Selanjutnya antiretroviral (ARV) menjadi satu-satunya terapi medis untuk menurunkan jumlah HIV dalam darah, menekan aktivitas virus, serta mengurangi kerusakan pada sistem kekebalan tubuh. Namun, terapi ARV memiliki tantangan besar karena harga mahal dan harus dikonsumsi seumur hidup.
“Karena belum ada obat dan vaksin HIV, pencegahan non-medis menjadi benteng utama dalam menangkal penularan HIV,” tegas dr.

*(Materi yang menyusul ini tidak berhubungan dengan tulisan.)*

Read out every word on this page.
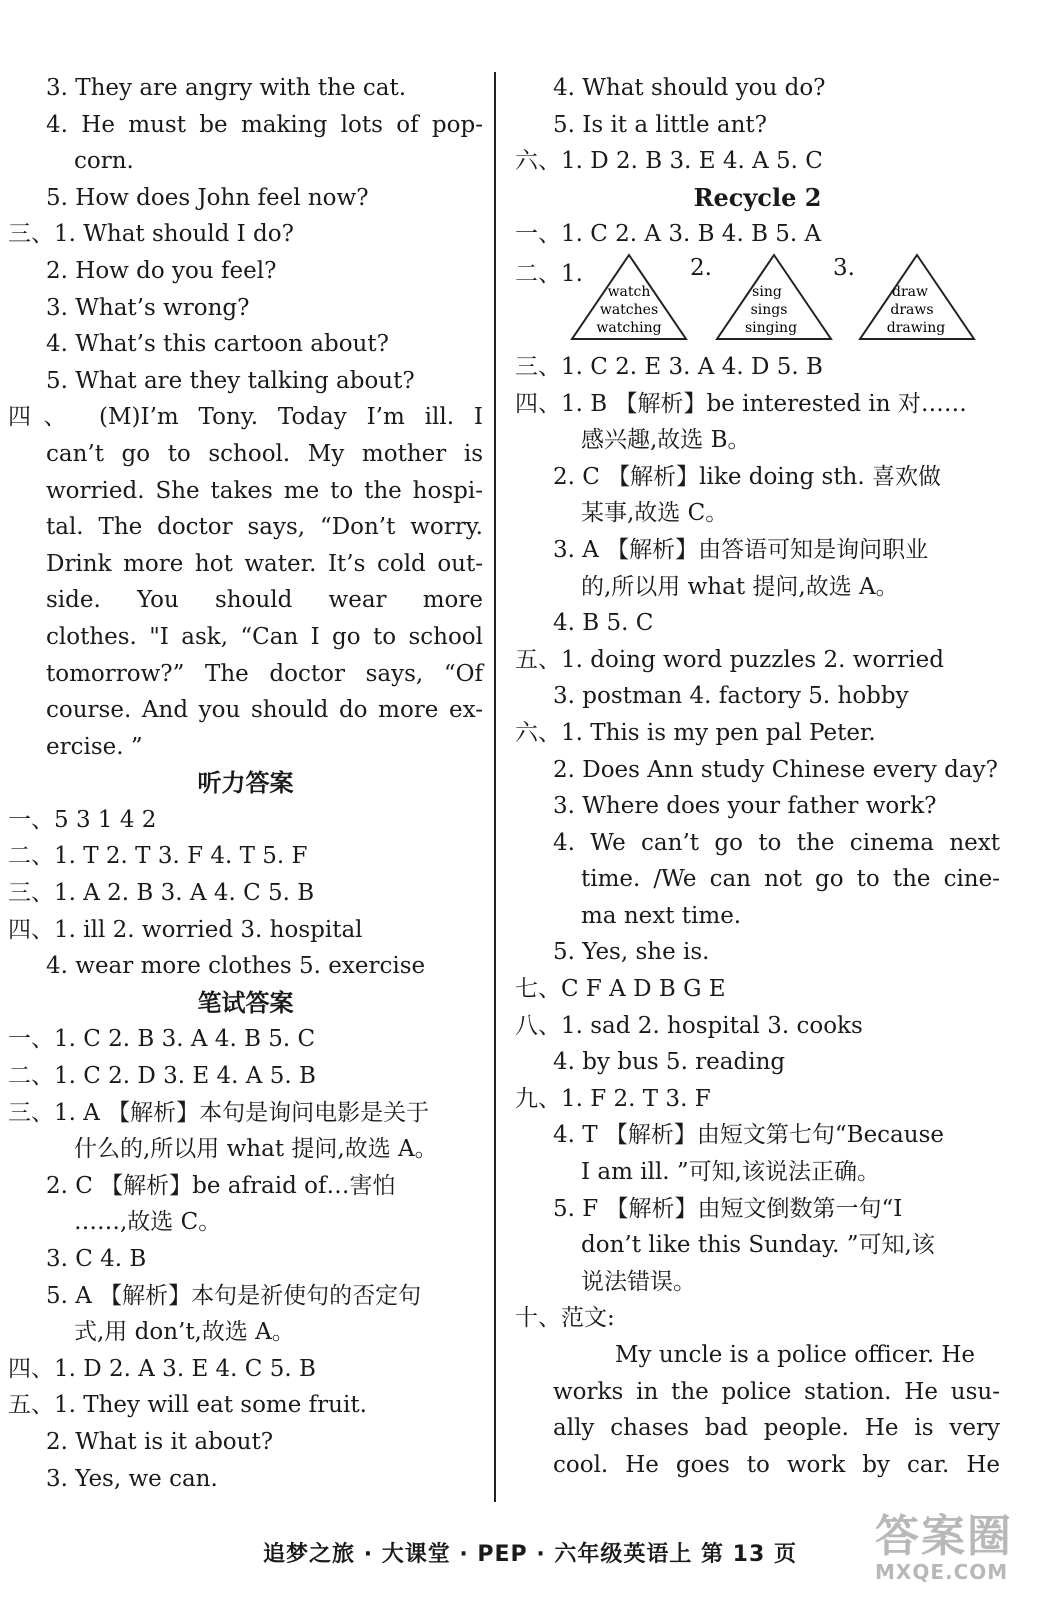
3. They are angry with the cat.
4. He must be making lots of pop-
corn.
5. How does John feel now?
三、1. What should I do?
2. How do you feel?
3. What’s wrong?
4. What’s this cartoon about?
5. What are they talking about?
四、 (M)I’m Tony. Today I’m ill. I
can’t go to school. My mother is
worried. She takes me to the hospi-
tal. The doctor says, “Don’t worry.
Drink more hot water. It’s cold out-
side. You should wear more
clothes. "I ask, “Can I go to school
tomorrow?” The doctor says, “Of
course. And you should do more ex-
ercise. ”
听力答案
一、5 3 1 4 2
二、1. T 2. T 3. F 4. T 5. F
三、1. A 2. B 3. A 4. C 5. B
四、1. ill 2. worried 3. hospital
4. wear more clothes 5. exercise
笔试答案
一、1. C 2. B 3. A 4. B 5. C
二、1. C 2. D 3. E 4. A 5. B
三、1. A 【解析】本句是询问电影是关于
什么的,所以用 what 提问,故选 A。
2. C 【解析】be afraid of…害怕
……,故选 C。
3. C 4. B
5. A 【解析】本句是祈使句的否定句
式,用 don’t,故选 A。
四、1. D 2. A 3. E 4. C 5. B
五、1. They will eat some fruit.
2. What is it about?
3. Yes, we can.
4. What should you do?
5. Is it a little ant?
六、1. D 2. B 3. E 4. A 5. C
Recycle 2
一、1. C 2. A 3. B 4. B 5. A
二、1.
watch
watches
watching
2.
sing
sings
singing
3.
draw
draws
drawing
三、1. C 2. E 3. A 4. D 5. B
四、1. B 【解析】be interested in 对……
感兴趣,故选 B。
2. C 【解析】like doing sth. 喜欢做
某事,故选 C。
3. A 【解析】由答语可知是询问职业
的,所以用 what 提问,故选 A。
4. B 5. C
五、1. doing word puzzles 2. worried
3. postman 4. factory 5. hobby
六、1. This is my pen pal Peter.
2. Does Ann study Chinese every day?
3. Where does your father work?
4. We can’t go to the cinema next
time. /We can not go to the cine-
ma next time.
5. Yes, she is.
七、C F A D B G E
八、1. sad 2. hospital 3. cooks
4. by bus 5. reading
九、1. F 2. T 3. F
4. T 【解析】由短文第七句“Because
I am ill. ”可知,该说法正确。
5. F 【解析】由短文倒数第一句“I
don’t like this Sunday. ”可知,该
说法错误。
十、范文:
My uncle is a police officer. He
works in the police station. He usu-
ally chases bad people. He is very
cool. He goes to work by car. He
追梦之旅 · 大课堂 · PEP · 六年级英语上 第 13 页	答案圈
MXQE.COM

Boyke.
Ia juga menyampaikan prinsip pencegahan HIV/AIDS, seperti tidak berhubungan seks tidak sah, setia pada satu pasangan, menghindari penyalahgunaan narkoba, menyebarkan informasi HIV/AIDS yang benar, serta penggunaan kondom saat berhubungan seks yang berisiko.
Sementara itu Psikolog Zoya mengulas pentingnya membahas kesehatan seksual mengingat edukasi sejak dini menjadi pencegahan efektif, sitgma HIV/AIDS masih sangat kuat termasuk di lingkungan modern dan kesehatan reproduksi bukan tabu tapi tanggung jawab.
“Tanpa informasi yang tepat, banyak yang mencari jawaban dari sumber yang tidak terpercaya,” tegasnya.
Melalui kegiatan ini, Kilang Cilacap menegaskan komitmen mendukung upaya promotif dan preventif bidang kesehatan, sejalan dengan semangat Bulan K3 2026 untuk menciptakan lingkungan kerja yang sehat, aman, dan berkelanjutan.